Why Product Fulfillment Solutions
- FEFO with lot and expiry at receiving speeds sellable inventory and reduces waste.
- Retail and EDI compliance from day one: accurate ASNs, case labels, and set markings.
- Dock-to-stock speed with barcode-first receiving and ASN validation.
- Central U.S. hub in Cincinnati for 1–3 day ground to most of the country.
- Rate shopping and pack-out standards to control DIM and protect margin.
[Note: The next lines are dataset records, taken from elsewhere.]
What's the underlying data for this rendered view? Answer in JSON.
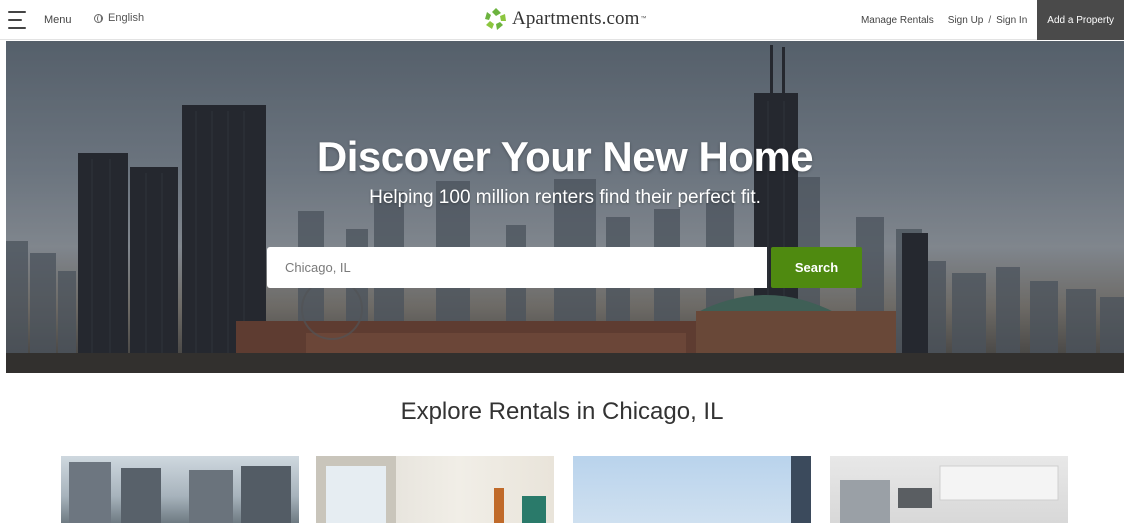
{
  "header": {
    "menu_label": "Menu",
    "language": "English",
    "logo_text": "Apartments.com",
    "logo_tm": "™",
    "manage_rentals": "Manage Rentals",
    "sign_up": "Sign Up",
    "separator": "/",
    "sign_in": "Sign In",
    "add_property": "Add a Property"
  },
  "hero": {
    "title": "Discover Your New Home",
    "subtitle": "Helping 100 million renters find their perfect fit.",
    "search_placeholder": "Chicago, IL",
    "search_button": "Search"
  },
  "explore": {
    "title": "Explore Rentals in Chicago, IL"
  },
  "icons": {
    "menu": "hamburger-icon",
    "language": "globe-icon",
    "logo": "apartments-logo-icon"
  },
  "colors": {
    "search_button": "#4f8a10",
    "add_property_bg": "#4a4a4a",
    "logo_green": "#6cb33f"
  }
}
As you scale, fold in 3PL fulfillment, ecommerce fulfillment, pick and pack services, kitting assembly services, and EDI solutions and connections where they fit.
FAQ
How fast can we go live
With clean data, labels, and an ASN, a small pilot can ship in days. Big launches with messy inputs take weeks.
What is dock to stock
Time from arrival at the dock to pickable inventory. Shorter dock to stock means fewer backorders and better cash flow.
Do we need an ASN
If you sell wholesale or retail, yes. Even DTC gains speed when carton contents line up with receiving.
How do DIM rules affect week one
If boxes are too big, billable weight goes up. Right-size packaging and validate with rate shopping before volume ramps.
What if our catalog is complex
Start with top movers. Prove the flow. Add kits and retail overlays in waves.